THE International Monetary Fund's (IMF) mission chief for Jamaica, Jan Kees Martijn, says the two main criteria on which Jamaica's first quarter performance under the current Extended Fund Facility (EFF) was tested, were implementation and investor confidence.
"The two are closely related because, with steadfast implementation, we believe that confidence will return and, at that stage, the benefits of these reforms will become truly apparent," Martijn told a press briefing at the Ministry of Finance and Planning, Heroes Circle, Kingston, last Thursday.
Martijn was responding to a question about the critical issues on which Jamaica's performance was judged in the first quarterly test, which covered up to June 30.
"Jamaica did not get where it is now, overnight, and it will not get out of it, overnight," Martijn said.
"The reason we have a four-year programme is because we know that there is a series of reforms, in many areas,to be implemented," he explained.
He said that while the ongoing implementation was the first thing, there is need for a return of confidence among private sector investors, both inside and outside Jamaica.
"That return of confidence is the second element I would see as absolutely critical," Martijn stated.
He said that recent developments have confirmed the challenges facing the Jamaican economy, noting that "the economy is still weak".
He reported that economic activity is estimated to have contracted by 0.7 per cent in financial year 2012/2013, with a further decline from April to June.

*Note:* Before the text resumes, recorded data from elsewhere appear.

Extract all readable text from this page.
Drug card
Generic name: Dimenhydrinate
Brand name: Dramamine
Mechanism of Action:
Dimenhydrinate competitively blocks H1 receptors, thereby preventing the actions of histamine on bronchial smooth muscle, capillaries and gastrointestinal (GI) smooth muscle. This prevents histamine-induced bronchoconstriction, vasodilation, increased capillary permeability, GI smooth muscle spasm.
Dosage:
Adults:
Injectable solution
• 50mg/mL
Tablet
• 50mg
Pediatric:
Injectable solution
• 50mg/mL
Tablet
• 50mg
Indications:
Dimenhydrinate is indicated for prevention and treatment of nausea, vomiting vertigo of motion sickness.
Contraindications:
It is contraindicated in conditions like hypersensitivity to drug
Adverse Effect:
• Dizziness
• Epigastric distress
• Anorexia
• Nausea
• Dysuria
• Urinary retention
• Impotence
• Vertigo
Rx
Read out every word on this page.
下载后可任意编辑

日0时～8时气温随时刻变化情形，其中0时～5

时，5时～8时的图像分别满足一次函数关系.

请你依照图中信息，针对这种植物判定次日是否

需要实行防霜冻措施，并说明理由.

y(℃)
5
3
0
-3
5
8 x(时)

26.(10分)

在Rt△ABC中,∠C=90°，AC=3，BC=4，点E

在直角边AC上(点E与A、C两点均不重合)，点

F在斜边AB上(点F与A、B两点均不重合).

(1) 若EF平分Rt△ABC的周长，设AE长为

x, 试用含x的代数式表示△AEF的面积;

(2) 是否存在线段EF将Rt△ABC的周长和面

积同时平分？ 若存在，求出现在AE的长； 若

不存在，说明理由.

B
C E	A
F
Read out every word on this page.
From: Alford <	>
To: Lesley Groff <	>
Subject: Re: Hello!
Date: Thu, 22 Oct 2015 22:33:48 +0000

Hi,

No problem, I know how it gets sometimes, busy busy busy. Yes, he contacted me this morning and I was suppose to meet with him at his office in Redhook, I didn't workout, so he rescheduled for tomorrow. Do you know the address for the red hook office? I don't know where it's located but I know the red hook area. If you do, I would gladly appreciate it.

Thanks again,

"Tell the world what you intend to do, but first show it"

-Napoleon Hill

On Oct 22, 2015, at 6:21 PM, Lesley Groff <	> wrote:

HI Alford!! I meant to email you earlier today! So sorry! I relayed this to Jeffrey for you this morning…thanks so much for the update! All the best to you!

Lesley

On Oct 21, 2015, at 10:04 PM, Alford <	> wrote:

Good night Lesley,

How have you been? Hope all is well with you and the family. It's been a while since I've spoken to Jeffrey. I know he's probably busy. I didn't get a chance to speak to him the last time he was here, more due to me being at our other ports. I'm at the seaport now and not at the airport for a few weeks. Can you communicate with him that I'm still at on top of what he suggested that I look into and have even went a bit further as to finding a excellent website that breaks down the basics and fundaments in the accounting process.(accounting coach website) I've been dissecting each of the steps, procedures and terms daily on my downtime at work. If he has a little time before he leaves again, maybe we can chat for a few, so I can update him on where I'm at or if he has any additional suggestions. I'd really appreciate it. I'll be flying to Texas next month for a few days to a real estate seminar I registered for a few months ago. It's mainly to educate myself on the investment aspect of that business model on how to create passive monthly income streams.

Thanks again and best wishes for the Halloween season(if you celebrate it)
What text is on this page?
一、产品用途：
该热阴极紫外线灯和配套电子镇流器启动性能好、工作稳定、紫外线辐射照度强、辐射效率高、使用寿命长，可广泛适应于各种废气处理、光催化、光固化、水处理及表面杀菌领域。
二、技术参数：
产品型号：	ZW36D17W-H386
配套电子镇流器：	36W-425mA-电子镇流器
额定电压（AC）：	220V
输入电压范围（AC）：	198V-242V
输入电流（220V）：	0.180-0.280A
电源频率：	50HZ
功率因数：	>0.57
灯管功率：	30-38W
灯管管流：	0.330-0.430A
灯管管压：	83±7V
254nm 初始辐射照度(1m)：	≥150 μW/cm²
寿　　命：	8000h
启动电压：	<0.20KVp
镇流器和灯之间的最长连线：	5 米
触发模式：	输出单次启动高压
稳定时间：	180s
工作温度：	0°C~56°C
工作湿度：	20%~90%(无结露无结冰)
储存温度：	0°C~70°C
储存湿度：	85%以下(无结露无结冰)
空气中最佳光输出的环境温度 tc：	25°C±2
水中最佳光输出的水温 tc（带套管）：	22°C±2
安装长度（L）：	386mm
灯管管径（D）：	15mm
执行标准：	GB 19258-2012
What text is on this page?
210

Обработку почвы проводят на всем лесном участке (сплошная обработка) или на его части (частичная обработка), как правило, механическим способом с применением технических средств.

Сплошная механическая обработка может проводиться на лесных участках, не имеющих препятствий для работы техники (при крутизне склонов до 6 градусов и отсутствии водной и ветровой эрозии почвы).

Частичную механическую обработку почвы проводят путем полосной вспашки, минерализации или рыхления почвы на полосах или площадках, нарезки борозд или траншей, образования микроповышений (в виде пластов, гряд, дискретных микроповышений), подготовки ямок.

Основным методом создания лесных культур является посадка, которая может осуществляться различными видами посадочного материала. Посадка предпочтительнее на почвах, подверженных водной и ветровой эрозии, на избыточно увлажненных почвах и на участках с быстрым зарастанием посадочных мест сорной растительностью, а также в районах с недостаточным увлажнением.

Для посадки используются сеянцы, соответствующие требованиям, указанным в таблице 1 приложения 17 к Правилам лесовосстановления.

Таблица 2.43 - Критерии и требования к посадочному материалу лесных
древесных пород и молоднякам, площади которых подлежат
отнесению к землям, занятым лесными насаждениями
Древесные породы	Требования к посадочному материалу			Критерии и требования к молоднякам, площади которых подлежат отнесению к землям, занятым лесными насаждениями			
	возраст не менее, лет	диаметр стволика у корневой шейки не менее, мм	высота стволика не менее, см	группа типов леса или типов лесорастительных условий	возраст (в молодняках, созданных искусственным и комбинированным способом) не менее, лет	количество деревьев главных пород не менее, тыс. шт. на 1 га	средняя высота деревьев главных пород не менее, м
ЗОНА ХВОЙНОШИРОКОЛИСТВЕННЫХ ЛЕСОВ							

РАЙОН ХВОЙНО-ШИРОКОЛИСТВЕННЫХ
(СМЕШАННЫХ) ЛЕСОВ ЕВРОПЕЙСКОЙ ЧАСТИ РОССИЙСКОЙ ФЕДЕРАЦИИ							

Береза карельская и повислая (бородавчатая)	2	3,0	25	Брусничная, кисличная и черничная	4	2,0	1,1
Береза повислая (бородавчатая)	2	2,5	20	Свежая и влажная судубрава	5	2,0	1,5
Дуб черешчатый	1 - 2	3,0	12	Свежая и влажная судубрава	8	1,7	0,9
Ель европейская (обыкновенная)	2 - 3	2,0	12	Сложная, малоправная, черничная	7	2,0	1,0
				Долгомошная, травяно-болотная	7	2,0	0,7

On the issue of the recent labour force/unemployment figures, produced by the Statistical Institute of Jamaica, he accepted that the increase in unemployment was driven by a sharp rise in the labour force.
He noted that inflation reached 9.7 per cent (year-over-year) in July. The Net International Reserves increased to US$1 billion by the end of June, and gross reserves estimated at about three months of imports, have declined since June, but the decline was seen as in line with the seasonal pattern.
More positive was the fiscal performance for 2012/2013 and up to the first quarter of 2013/2014, which "outperformed projections", with central government primary surplus improving to 5.4 per cent of GDP for 2012/2013. The 2013/2014 budget targets a central government primary surplus of 7.5 per cent of GDP.
Martijn says that the next big challenge will be to create "a conceptual framework", for a fiscal rule that will help lock in the gains from fiscal consolidation over the longer term, which should be ready by next week.
The key elements of that programme being: fundamental tax reform by next March, to broaden the tax base, simplification of the tax system, reduction of tax rates and economic distortions and support growth; strategies to improve the business environment and pursue strategic investments; actions to make the financial sector more resilient, including phased reforms of the securities dealers sector; and strengthening the social protection framework.
These staff level understandings between the IMF and the Government will have to be approved by the IMF management and board before the country will be able to access the next drawdown of US$30 million from the EFF.